I have taken linear algebra and have some experience with basic application to quantum mechanics. I am reading a paper in quantum mechanics and am having trouble following some of the math. Here is a link to the paper. Here I refer to equations (5) and (6) on page 412.
I am given a vector $\Psi$ and operators $A, A', B,$ and $B'$. A fifth operator is defined:
$ F = A \otimes B + A \otimes B' + A' \otimes B – A' \otimes B' $.
It is shown that $\Psi$ is an eigenvector of $F$ with eigenvalue $2 \sqrt{2}$.
Then $ F^{2} \Psi = 8 \Psi \implies i(AA' – A'A) i(BB' – B'B) \Psi = 4 \Psi $.
The first equality is trivial, but I do not understand why it implies the second. I attempted to expand $F^{2}$ but don't see a relationship with $i(AA' – A'A) i(BB' – B'B)$. Can someone help me to understand this?
I have tried asking others and searching online, but I have failed to find adequate search terms.

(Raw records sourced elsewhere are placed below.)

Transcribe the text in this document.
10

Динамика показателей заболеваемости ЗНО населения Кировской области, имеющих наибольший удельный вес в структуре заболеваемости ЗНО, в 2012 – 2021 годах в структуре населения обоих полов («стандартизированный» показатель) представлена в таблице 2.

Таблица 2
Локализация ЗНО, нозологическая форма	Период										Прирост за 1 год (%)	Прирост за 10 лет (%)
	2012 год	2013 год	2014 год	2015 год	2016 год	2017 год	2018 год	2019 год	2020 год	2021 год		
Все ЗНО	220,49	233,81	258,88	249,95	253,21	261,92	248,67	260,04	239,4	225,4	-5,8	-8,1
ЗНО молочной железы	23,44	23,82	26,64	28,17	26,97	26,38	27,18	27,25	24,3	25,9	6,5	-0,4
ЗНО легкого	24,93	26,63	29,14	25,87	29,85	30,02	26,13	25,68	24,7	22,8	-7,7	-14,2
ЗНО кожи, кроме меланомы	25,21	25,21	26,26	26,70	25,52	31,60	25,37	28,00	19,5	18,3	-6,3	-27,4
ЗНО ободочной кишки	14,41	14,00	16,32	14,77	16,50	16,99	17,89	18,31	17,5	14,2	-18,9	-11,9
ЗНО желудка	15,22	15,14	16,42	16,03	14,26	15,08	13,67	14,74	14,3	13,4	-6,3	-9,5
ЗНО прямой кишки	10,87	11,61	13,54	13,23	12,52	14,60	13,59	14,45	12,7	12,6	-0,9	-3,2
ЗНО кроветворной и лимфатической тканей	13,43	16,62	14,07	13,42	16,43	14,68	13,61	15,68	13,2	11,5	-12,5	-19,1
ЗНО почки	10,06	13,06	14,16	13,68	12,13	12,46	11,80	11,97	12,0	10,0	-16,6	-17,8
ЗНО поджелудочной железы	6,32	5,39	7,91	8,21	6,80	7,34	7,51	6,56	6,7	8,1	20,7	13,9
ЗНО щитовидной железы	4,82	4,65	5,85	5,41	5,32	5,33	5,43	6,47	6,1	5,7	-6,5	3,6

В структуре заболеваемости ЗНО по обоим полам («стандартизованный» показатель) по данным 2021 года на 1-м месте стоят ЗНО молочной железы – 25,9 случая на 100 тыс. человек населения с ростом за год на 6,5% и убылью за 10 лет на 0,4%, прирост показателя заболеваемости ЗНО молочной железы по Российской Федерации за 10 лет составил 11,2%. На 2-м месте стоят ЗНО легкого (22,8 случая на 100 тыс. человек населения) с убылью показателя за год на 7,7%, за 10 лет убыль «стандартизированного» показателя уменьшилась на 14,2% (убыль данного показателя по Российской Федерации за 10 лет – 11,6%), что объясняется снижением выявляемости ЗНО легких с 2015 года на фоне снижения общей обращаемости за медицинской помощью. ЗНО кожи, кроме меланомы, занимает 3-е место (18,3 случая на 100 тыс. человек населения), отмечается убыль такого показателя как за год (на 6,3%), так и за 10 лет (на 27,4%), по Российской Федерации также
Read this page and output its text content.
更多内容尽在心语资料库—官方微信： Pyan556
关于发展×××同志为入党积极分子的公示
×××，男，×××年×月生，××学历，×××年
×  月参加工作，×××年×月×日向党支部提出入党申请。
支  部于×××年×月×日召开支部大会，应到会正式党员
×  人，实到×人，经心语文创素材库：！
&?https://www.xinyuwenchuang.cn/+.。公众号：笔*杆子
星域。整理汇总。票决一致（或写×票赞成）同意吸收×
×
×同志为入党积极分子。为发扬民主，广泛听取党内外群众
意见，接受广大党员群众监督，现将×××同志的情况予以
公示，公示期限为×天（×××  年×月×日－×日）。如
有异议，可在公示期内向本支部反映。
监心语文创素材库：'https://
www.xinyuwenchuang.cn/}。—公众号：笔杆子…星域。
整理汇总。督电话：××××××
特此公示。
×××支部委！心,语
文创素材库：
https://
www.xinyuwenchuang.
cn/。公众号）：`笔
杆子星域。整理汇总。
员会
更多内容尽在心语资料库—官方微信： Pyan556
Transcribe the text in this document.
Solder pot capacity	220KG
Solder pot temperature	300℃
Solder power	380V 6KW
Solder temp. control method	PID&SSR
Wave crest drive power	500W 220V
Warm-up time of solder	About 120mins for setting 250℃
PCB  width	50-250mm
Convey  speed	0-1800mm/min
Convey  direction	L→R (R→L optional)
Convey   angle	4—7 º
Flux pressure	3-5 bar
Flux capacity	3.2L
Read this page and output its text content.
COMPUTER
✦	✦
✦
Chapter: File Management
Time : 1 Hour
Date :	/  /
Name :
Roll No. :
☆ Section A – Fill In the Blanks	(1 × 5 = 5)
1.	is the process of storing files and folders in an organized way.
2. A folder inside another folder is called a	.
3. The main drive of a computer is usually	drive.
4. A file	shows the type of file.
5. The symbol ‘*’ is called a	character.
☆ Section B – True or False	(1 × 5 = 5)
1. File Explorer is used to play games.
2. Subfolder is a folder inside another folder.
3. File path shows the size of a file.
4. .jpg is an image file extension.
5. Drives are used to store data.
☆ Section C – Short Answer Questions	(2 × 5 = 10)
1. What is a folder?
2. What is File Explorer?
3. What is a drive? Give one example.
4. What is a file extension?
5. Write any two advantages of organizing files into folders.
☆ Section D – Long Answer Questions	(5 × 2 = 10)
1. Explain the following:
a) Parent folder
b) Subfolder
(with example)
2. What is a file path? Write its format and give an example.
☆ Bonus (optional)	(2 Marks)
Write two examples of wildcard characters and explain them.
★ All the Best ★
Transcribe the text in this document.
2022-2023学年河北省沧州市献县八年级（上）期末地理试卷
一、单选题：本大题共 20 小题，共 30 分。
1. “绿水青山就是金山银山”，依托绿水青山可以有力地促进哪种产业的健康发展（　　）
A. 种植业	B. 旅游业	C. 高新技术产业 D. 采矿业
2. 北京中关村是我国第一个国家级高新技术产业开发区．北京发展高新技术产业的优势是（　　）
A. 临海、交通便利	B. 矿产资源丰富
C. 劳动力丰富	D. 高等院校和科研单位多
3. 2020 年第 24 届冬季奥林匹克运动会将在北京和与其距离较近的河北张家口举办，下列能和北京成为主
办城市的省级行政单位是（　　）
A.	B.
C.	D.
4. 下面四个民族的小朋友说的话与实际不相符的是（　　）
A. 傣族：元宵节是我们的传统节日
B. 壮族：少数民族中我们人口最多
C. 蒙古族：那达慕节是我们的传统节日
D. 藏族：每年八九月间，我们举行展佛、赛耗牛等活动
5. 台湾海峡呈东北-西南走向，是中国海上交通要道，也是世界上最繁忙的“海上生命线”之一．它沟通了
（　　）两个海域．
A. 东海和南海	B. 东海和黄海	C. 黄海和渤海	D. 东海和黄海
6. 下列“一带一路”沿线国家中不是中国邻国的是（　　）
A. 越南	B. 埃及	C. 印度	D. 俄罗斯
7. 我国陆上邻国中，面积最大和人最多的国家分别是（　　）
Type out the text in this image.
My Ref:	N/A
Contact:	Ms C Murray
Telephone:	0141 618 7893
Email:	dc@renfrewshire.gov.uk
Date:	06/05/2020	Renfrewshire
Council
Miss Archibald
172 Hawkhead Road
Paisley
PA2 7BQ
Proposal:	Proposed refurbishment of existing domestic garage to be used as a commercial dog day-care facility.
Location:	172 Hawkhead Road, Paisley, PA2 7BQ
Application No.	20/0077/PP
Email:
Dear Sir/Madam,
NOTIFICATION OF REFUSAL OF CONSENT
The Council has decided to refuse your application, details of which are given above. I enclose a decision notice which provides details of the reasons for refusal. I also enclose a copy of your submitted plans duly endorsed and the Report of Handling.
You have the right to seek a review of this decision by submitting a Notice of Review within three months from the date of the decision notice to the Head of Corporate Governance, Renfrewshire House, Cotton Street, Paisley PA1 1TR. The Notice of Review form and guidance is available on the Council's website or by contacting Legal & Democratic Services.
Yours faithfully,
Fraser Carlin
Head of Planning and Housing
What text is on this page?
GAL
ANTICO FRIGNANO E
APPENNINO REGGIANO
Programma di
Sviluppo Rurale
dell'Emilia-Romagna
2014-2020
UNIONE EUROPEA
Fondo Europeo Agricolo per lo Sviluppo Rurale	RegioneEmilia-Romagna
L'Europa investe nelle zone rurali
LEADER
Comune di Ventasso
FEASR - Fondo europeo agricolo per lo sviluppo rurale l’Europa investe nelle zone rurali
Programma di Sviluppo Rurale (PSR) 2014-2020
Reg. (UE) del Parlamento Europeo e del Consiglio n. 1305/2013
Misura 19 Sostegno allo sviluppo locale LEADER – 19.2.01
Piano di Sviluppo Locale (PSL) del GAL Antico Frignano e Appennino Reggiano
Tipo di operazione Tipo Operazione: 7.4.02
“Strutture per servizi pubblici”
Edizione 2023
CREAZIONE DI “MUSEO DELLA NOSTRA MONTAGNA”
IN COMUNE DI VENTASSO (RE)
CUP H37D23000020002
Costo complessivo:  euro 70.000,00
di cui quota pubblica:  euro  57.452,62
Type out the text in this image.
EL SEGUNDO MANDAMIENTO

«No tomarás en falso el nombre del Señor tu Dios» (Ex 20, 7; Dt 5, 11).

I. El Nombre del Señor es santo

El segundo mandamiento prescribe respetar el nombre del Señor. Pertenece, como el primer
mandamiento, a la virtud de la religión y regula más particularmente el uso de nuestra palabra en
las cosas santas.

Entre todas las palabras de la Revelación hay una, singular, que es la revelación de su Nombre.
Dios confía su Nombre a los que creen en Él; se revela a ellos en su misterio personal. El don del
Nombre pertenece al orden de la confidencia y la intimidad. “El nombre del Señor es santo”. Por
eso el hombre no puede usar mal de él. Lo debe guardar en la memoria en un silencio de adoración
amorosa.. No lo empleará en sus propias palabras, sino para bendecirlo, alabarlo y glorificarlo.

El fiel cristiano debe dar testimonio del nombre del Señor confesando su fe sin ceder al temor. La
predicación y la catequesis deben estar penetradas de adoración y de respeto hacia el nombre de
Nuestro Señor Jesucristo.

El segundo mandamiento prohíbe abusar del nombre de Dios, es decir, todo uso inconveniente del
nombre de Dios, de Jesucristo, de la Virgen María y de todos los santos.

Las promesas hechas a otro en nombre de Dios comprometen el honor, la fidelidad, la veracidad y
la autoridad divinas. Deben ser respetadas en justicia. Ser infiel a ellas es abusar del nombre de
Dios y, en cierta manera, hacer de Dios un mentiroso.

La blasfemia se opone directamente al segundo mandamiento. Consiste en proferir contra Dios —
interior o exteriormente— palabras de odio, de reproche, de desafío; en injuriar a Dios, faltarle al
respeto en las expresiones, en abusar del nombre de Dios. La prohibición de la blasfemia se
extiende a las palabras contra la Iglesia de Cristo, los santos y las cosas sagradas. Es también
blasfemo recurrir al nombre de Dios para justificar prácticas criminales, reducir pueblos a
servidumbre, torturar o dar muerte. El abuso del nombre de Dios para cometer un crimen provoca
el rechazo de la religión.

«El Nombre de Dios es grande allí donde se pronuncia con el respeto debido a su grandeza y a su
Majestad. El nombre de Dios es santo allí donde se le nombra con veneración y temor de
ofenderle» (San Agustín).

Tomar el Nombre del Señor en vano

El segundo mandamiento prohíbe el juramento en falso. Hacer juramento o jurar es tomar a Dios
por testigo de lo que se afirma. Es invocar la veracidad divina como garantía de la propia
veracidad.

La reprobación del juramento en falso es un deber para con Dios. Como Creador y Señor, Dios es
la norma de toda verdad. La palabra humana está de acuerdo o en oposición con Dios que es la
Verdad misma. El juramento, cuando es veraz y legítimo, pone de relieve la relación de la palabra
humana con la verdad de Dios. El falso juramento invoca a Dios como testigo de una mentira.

I should note that $i(AA' – A'A)$ and $i(BB' – B'B)$ are referred to in the paper as Hermitian combinations.
Best Answer
The trick is in an additional assumption between (4) and (5):
Thus as $A$,$A'$,$B$ and $B'$ are Hermitian operators we can deduce that: $$A^2=A'^2=B'^2=B^2=I$$ So: \begin{equation} (AB+AB'+A'B-A'B')^2=((A+A') B +(A-A')B')^2=(A+A')^2B^2+(A-A')^2 B'^2+(A+A')(A-A')BB'+(A-A')(A+A')B'B=(AA'+A'A+2 I)+(2I -AA'-A'A)+(A'A-AA')BB'+(AA'-A'A)B'B \end{equation} thus: $$F^2=4 I -(AA'-A'A)(BB'-B'B)$$ And: $$F^2 \psi= 8 \psi=4\psi+i(AA'-A'A)i(BB'-B'B) \psi$$